From this, we are looking for one or more 'elbow' in the change of SSE. Where does it begin to change more slowly? Once you have decided a number of clusters to use, enter it as the `number_of_clusters` below. The default has been set to `4`.

In [None]:
number_of_clusters = 4
cluster_model = KMeans(n_clusters=number_of_clusters, random_state=13, n_init='auto').fit(data_normalised)

We can store the cluster identified for each datapoint alongside the unnormalised data. The model parameter `labels_` will provide them. 

In [None]:
data_subset['clusters'] = cluster_model.labels_

---
<a id="interpret"></a>
## Interpret the model results
[Back to Contents](#Contents)

Now we have built the model we can look at the model quality and what it tells us. We need to examine:

- Do any of the clusters represent a meaningful group? It may only be one or two that do.
- Are any of the clusters too small to be useful? This might help us identify where more data is needed.
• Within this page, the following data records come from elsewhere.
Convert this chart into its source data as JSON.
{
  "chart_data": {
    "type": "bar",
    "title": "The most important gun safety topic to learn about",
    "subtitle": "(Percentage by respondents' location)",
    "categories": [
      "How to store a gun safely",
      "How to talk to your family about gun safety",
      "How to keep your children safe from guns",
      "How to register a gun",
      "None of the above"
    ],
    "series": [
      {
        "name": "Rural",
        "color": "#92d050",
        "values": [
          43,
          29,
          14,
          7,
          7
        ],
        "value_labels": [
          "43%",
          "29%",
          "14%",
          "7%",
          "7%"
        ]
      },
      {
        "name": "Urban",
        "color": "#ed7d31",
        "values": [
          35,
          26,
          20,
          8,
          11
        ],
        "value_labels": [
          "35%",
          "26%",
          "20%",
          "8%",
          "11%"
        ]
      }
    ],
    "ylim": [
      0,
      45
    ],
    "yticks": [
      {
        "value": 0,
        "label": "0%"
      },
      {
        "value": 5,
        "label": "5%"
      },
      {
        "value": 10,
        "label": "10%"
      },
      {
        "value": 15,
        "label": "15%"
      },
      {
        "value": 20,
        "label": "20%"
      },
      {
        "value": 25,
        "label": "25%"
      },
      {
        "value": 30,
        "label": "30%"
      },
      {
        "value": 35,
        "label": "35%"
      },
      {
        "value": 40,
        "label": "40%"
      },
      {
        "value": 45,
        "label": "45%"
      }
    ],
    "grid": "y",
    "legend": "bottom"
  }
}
The first thing to check is how large the clusters are. 

- Are there some clusters that only contain a small number of outliers? 
- Are most of the data points in one cluster?

We can count the number of data points in each cluster by grouping the data in our DataFrame using the [`groupby`](https://pandas.pydata.org/docs/reference/api/pandas.DataFrame.groupby.html) and [`count`](https://pandas.pydata.org/docs/reference/api/pandas.core.groupby.DataFrameGroupBy.count.html) methods.

In [None]:
data_subset.groupby(['clusters']).count()

We can colour a pairplot with these cluster labels

In [None]:
sns.pairplot(data_subset, hue='clusters');

We can also examine the location of the centres of all the clusters by reading them from the model using `cluster_centers_` and putting them into a Pandas DataFrame

In [None]:
pd.DataFrame(cluster_model.cluster_centers_, columns=independent_variable_names)

Lastly, we can use Seaborn to plot [`violinplot`](https://seaborn.pydata.org/generated/seaborn.violinplot.html) to compare the clusters

In [None]:
for col in independent_variable_names:
    fig, ax = plt.subplots()
    sns.violinplot(data=data_subset, 
                   y=col, 
                   x='clusters',
                   inner='quartile',
                   ax=ax);